“Whether a target’s on my back or not on my back is not my chief concern,” [Bishop Mark Lawrence] said. “I believe we should get on with the mission to which God has called us in the Anglican Communion.”
The bishop said that energy for mission is moving away from institutions, whether the Episcopal Church or the Anglican Communion’s Instruments of Unity, and toward more direct relationships, such as the diocese’s new arrangement to welcome the Rt. Rev. Michael Nazir-Ali, the retired Bishop of Rochester, England, as “visiting bishop in South Carolina for Anglican Communion Development.”
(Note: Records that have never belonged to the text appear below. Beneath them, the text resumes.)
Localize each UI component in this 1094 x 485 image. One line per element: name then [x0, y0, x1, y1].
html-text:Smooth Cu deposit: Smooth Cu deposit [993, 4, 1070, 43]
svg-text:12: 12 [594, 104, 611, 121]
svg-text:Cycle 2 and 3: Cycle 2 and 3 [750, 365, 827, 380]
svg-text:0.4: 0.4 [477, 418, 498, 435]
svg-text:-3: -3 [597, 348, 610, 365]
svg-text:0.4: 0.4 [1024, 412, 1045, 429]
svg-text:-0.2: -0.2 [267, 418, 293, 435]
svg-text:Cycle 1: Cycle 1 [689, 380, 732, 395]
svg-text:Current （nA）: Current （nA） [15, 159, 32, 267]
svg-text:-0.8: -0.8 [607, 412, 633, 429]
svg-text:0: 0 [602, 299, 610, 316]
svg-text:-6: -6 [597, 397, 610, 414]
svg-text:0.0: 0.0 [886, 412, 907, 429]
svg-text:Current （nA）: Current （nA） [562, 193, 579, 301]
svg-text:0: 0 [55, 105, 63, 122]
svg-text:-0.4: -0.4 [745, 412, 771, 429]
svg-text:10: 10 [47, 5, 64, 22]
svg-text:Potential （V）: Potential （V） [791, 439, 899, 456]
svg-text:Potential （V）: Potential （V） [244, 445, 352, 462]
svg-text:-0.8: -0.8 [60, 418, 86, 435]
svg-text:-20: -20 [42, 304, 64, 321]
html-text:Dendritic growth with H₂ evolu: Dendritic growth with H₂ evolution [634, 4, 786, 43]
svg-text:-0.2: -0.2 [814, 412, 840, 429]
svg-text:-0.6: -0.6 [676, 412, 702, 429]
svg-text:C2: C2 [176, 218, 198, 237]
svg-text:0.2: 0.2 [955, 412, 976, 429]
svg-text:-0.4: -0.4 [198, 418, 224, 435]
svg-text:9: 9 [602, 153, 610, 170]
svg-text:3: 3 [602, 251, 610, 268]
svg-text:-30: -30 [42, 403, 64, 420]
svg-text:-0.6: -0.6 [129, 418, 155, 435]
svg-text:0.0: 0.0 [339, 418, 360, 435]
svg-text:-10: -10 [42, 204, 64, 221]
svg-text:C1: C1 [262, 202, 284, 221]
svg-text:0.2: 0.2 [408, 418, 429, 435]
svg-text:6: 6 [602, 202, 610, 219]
“Out of these relationships, I believe, the solutions will emerge,” Bishop Lawrence said. “We’re living in a world in which inhibitions and depositions can intrude into a vision.”
Lawrence added that he does not see himself as violating his ordination vows to conform to the doctrine and discipline of the church. Instead, he said, bishops who approve unconstitutional canons or who revise church teaching on sexual morality have violated their vows.
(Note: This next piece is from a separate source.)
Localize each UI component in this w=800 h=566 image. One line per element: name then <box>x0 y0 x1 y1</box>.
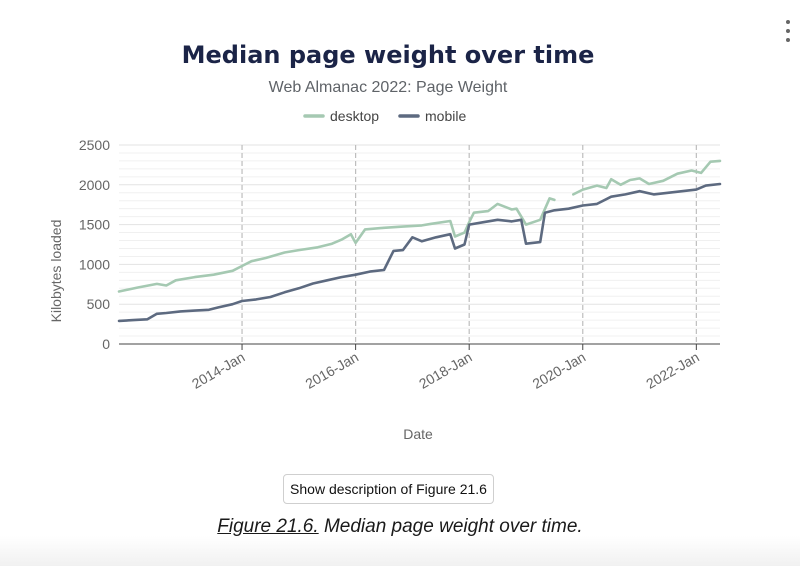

“We’re increasingly in a world in which people expect a bishop to swear fealty to every resolution of General Convention, regardless of its theological foundations,” he said.
Bonnie Anderson asks if one part of the body of Christ needs to protect itself from another part of the body. I would respond yes, if one part of the body has become cancerous, then the healthy part needs to protect itself from the cancer.
The “National Church” has become a cancer, look at the fruits that it is producing. The Diocese of South Carolina is right to try to protect itself.